Since its June 24 premiere, Aaron Sorkin’s new series The Newsroom has seemingly garnered every reaction on the critical spectrum. Some critics, such as The Atlantic’s Jason Bailey, deeply enjoy the new HBO drama, that chronicles the inner workings of a cable news network while still acknowledging its flaws. Others, like Maureen Ryan of The Huffington Post and Jace Lacob of The Daily Beast, just want to firebomb the whole series and call it a day.
They have a very specific bone to pick with The Newsroom beyond general distaste. They believe beyond a shadow of a doubt that my new favorite summer drama is sexist.
Yeah, sexist. Well, hold on to your copies of The Feminine Mystique, because here’s the thing: Aaron Sorkin’s latest work is about as sexist as Betty Friedan herself. Which is to say, for those of you who don’t spend your free time Googling second-wave feminism, not even a little bit.
Upon closer inspection, Ryan and Lacob’s complaints involve the intern-turned-associate producer Maggie Jordan (Alison Pill) being a “a hapless woman seesawing between two different men”; economist Sloane Sabbath (Olivia Munn) feeling insecure about her abilities when she’s first hired, then her subsequent bonding with a female co-worker over a shared manicurist (“...yikes!” says Ryan of this particular sin); and executive producer Mackenzie McHale’s (Emily Mortimer) “pathetic and needy” nature, as well as her now infamous struggle with a new email system.
Now let’s take a quick glance at the men of the show, something Ryan and Lacob didn’t think to consider in their assessment of the series. Ex-executive producer Don Keefer (Thomas Sadoski) frequently interrupts his co-workers to interrogate them about his on-again, off-again relationship with Maggie. Charlie Skinner (Sam Waterson), the news division president, is a shouty, red-faced alcoholic. Oh, and did I mention the scene when Will McAvoy (Jeff Daniels), star news anchor and The Newsroom’s male lead, falls face-first out of his office because he literally cannot put on a pair of pants? Why is all of this perfectly acceptable, but Maggie’s clumsiness or Mackenzie’s struggle with the new email interface is not?
Maggie Jordan is not Superwoman.

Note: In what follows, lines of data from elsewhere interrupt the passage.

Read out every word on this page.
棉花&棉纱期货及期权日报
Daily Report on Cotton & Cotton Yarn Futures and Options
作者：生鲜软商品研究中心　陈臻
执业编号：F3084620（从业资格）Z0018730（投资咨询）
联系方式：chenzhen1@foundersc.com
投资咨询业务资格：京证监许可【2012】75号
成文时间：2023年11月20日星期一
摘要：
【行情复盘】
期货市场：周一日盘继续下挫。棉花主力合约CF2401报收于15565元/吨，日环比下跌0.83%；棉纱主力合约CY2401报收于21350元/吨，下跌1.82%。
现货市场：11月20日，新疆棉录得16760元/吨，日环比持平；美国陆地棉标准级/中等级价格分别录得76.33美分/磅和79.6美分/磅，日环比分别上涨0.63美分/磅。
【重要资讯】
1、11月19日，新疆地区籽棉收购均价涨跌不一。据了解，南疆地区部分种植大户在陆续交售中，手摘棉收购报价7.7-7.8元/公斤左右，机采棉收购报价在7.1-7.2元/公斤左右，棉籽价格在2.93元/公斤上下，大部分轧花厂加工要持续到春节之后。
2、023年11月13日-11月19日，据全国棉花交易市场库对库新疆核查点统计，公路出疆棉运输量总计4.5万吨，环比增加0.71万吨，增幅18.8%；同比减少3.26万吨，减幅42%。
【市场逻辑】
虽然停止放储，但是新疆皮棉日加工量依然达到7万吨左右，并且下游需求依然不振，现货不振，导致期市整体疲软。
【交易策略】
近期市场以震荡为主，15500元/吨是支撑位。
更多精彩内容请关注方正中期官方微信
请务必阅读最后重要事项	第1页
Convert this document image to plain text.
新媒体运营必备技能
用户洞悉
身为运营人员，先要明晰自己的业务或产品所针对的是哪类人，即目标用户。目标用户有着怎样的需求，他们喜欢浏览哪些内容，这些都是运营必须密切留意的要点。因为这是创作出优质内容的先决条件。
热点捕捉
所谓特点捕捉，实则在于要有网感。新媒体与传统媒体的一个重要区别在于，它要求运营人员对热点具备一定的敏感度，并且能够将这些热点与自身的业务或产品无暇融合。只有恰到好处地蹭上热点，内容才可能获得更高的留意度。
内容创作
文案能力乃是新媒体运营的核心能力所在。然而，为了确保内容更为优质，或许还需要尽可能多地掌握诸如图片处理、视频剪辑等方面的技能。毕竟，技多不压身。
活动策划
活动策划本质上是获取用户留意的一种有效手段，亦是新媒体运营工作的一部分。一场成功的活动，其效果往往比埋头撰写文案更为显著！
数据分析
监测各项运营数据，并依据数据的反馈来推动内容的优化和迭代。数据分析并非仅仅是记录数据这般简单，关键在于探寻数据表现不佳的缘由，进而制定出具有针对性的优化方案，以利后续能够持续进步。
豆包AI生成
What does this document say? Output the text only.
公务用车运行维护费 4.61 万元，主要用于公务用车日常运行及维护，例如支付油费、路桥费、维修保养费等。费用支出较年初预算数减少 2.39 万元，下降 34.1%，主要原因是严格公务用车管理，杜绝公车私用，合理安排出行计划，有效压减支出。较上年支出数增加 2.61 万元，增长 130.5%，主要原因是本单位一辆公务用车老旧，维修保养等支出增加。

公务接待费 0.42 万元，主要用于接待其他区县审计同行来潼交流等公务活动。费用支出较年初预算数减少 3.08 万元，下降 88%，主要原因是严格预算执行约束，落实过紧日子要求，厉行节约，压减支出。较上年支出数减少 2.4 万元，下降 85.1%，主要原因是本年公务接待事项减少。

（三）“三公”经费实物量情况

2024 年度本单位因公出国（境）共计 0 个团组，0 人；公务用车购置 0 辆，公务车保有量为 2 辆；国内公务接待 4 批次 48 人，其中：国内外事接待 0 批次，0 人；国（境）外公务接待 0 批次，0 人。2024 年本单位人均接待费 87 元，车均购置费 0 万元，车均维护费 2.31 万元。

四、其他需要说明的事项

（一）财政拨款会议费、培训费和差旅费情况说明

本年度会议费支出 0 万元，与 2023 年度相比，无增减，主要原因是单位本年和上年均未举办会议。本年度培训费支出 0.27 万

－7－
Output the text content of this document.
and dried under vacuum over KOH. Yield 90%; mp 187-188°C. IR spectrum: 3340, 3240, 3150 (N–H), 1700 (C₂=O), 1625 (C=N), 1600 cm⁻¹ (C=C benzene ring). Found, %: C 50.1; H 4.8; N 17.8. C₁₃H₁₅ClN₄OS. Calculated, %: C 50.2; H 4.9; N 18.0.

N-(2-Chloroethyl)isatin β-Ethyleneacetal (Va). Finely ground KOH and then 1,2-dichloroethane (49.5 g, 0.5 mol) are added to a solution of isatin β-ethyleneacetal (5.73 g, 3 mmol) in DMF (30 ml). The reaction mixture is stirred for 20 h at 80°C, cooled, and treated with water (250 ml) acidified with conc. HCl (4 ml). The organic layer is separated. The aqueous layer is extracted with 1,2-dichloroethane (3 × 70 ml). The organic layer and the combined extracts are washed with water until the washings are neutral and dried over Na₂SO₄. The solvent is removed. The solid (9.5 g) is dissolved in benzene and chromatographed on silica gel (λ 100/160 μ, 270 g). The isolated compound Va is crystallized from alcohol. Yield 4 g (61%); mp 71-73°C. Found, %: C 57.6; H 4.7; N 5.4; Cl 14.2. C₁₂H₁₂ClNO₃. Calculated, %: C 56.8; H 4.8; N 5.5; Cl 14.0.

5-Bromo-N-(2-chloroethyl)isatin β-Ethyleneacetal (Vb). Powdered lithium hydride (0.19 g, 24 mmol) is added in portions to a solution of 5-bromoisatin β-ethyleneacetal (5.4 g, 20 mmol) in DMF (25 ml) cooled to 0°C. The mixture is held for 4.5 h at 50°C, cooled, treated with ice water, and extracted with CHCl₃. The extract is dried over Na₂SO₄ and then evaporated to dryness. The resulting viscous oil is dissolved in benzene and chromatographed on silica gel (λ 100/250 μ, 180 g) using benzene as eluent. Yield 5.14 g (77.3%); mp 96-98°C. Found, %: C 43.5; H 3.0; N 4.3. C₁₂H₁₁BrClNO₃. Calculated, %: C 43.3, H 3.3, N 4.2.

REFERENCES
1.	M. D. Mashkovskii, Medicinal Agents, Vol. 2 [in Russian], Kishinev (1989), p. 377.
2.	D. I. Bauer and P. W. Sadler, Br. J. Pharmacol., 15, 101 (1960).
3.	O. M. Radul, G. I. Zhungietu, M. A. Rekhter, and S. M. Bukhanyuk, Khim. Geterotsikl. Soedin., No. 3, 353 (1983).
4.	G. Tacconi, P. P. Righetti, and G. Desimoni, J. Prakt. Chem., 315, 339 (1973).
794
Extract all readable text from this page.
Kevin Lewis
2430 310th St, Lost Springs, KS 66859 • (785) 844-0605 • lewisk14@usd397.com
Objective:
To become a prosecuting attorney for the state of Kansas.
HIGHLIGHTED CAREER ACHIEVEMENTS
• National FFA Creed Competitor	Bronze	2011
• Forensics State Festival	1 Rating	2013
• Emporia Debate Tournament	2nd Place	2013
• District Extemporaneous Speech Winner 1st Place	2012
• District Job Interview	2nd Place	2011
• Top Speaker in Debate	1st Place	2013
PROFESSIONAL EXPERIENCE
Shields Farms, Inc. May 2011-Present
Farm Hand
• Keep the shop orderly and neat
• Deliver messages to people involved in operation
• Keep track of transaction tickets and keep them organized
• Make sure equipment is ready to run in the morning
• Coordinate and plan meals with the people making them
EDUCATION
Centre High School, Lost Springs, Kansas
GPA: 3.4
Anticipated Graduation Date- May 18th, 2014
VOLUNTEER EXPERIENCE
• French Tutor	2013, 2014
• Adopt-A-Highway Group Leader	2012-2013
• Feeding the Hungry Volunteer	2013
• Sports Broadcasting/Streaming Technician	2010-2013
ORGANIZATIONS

She’s not a martyr for every feminist who ever felt oppressed by a pair of slingback heels. No, she’s doesn’t have a spine of titanium, but she’s hardly obligated to. Maggie’s just a girl trying to navigate her relationship and her job, not the thirteenth member of Pussy Riot.
But there are all kinds of women out there-women who are emotional and love shopping and bond with their coworkers over a shared manicurist, whether they be a receptionist or the CEO of a Fortune 500 company-and they deserve to be portrayed on television and in other forms of media. It seems silly to say, like it should be a given, but the second someone tries to write a human character instead of a factory-approved “Strong Woman” a la Katniss Everdeen, people get all up in arms without realizing that they’re the ones limiting females to just one acceptable personality type and deeming all others worthless.
I’m not going to say The Newsroom is flawless, because it’s not. Sorkin doesn’t always get it right. But at least he recognizes that the Strong Woman archetype as the only acceptable portrayal of female characters is just as sexist as the idea that all women are ignorant, simpering, self-possessed breasts on a pair of shapely legs.